Tears welled up in Dustin’s eyes. The shock was fading, and his face crumbled under a wave of emotion. “I’m so sorry I picked on you, Ben. I don’t know why I did it.”
Dustin rambled on for what seemed like minutes, apologizing profusely and telling Ben how he himself always scared and embarrassed and how he took it out on Ben and how he was so, so sorry.
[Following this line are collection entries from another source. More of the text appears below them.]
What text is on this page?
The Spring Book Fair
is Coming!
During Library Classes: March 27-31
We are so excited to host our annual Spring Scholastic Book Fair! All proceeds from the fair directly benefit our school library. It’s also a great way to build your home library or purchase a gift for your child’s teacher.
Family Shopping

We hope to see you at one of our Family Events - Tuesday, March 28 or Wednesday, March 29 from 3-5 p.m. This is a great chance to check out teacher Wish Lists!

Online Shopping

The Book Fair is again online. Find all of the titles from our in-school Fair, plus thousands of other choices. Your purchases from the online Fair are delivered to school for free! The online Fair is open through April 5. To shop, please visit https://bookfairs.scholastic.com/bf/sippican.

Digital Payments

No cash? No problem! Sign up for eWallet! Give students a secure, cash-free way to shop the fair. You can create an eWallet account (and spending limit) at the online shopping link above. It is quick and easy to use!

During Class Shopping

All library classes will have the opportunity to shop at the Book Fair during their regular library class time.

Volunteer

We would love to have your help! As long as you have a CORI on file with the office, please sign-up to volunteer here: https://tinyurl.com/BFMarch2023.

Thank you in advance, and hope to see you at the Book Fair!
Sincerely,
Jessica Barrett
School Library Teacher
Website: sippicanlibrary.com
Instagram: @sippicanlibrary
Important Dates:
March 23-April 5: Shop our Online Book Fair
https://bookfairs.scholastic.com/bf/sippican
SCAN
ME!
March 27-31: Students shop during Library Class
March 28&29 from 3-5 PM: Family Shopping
Ben’s mind processed none of it. He was looking back towards the pond, still partially visible through the branches and brambles. Maria stood in the center of that pond, watching him.
“Just get out of here,” Ben said to Dustin without looking at him. “I never wanted to be your friend and I don’t care if you’re sorry. I never wanted any of you to like me. I just wanted you to leave me alone.”
Dustin said some more, but Ben heard none of it. He didn’t turn to look as Dustin got to his feet and walked away.
Ben remained sitting in the snow, looking back at the pond, at Maria, who hadn’t moved a hair, who was just standing on the ice, waiting.
Time passed. The sound of cold surrounded him. Ben had never known such a sound existed, but it did. It sounded like good, long rest.
The sun began to set. Dusk spread its spidery fingers through the woods. Ben was vaguely aware that he’d begun to shiver, but only vaguely.
There was only Maria, and the gathering dark, and the long, restful sound of cold.